The Honorable Tuilaepa Lupesoliai Sailele Malielegaoi, Prime Minister of Samoa, signed the treaty on behalf of his country during a ATT high-level meeting on September 25th. Two days later, in his statement during the 68th Session of the United Nations General Assembly, he declared:
“…for small island countries like Samoa, it only takes a few small arms and light weapons in the wrong hands, to cause instability. Indeed within our own Pacific region, these so called small arms have fuelled conflicts and disrupted the lives of communities and impeded development of countries.”
Furthermore, he reaffirmed the importance of the Arms Trade Treaty by stating:
“When fully implemented [it] will greatly assist the efforts of small island states like mine in sustaining the security and stability of our communities. Our signing the ATT is also further testimony to our firm commitment to general and complete disarmament, as it will contribute significantly to saving lives, stop human rights abuses, avoid crises and is an important step to reduce and eventually eliminate altogether, the human cost of conventional arms.”

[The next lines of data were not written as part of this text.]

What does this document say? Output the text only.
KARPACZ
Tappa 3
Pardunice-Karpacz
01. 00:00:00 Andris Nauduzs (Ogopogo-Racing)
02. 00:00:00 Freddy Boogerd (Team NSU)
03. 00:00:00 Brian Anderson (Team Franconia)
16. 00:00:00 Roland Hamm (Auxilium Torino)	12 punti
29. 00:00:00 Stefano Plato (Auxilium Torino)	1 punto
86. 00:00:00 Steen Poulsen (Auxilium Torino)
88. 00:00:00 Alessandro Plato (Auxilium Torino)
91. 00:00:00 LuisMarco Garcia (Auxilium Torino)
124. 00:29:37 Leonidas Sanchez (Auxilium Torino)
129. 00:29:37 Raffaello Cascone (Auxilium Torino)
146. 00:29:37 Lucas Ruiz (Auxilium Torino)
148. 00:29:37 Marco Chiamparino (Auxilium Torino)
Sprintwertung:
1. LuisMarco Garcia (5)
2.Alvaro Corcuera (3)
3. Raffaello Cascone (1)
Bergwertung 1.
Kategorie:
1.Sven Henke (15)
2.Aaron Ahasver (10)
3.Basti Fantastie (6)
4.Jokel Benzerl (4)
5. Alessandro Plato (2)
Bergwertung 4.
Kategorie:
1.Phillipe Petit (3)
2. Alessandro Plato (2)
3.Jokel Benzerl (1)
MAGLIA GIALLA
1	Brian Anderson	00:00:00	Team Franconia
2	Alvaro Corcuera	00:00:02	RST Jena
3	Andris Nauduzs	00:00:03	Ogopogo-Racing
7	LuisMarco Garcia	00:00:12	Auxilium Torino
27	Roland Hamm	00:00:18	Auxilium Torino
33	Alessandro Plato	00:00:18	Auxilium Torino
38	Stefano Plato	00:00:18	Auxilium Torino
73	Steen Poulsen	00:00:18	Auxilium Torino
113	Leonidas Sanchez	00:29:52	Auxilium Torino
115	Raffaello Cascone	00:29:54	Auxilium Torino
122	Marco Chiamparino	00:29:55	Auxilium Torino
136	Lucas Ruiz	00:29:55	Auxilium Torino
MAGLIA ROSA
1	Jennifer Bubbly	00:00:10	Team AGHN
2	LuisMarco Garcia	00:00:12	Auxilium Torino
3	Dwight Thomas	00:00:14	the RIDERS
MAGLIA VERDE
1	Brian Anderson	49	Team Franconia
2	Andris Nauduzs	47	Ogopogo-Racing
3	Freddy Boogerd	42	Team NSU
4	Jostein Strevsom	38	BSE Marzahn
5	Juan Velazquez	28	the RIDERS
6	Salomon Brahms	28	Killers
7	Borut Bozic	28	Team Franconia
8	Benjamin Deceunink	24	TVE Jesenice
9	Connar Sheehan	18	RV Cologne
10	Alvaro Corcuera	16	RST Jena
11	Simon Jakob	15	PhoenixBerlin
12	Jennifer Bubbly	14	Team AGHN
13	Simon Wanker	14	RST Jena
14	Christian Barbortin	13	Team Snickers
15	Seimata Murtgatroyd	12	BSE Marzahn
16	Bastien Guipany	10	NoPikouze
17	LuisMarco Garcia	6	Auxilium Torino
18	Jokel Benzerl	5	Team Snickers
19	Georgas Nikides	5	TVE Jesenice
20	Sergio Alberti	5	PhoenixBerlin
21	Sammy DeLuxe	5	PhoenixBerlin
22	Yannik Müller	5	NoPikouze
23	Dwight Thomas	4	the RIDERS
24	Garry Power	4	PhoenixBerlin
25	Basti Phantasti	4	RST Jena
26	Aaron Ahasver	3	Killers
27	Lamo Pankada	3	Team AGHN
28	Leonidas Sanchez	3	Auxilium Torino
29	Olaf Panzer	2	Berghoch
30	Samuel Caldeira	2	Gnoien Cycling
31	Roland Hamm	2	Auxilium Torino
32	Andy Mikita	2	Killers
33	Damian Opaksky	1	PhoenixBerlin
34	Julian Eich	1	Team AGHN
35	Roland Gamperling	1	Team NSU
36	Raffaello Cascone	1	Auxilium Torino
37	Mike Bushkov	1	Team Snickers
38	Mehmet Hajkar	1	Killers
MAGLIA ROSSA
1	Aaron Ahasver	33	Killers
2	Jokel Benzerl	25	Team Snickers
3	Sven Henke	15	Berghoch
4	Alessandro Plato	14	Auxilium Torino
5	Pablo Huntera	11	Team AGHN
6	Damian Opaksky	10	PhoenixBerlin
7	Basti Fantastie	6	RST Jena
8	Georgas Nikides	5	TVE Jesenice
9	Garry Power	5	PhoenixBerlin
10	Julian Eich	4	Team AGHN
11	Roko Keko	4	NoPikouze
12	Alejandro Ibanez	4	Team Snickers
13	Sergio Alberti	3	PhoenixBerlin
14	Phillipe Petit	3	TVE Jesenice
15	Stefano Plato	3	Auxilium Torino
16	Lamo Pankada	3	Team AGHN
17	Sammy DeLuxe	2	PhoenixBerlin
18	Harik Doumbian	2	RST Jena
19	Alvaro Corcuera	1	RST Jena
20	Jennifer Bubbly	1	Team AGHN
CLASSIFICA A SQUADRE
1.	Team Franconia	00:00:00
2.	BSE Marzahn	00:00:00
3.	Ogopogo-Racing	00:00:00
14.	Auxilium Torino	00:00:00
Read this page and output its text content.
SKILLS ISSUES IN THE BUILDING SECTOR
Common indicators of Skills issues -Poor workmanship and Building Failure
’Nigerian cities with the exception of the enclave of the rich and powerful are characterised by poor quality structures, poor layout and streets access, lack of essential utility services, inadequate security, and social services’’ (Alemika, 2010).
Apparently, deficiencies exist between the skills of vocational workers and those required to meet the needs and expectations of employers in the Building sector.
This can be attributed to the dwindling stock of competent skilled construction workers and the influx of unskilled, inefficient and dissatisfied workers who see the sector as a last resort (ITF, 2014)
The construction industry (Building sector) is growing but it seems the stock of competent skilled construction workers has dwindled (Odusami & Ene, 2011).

Samoa, together with Nauru and Kiribati brought the number of signatory countries from the Pacific to eight, by joining Palau, Vanuatu, Tuvalu, New Zealand and Australia, a clear indicative of the importance the treaty has in this region. Ben Murphy, Humanitarian Advocacy Coordinator with Oxfam Australia and Chair of Pacific Small Arms Action Group (PSAAG), explains the positive implications of the ATT for these new members:
“As long as arms control standards in the region lag behind the rest of the world, the Pacific, which has suffered its own share of armed violence, remains an easy target for unscrupulous arms dealers. By signing the Arms Trade Treaty, Samoa, Nauru and Kiribati have made a critical step forward in saying enough is enough.”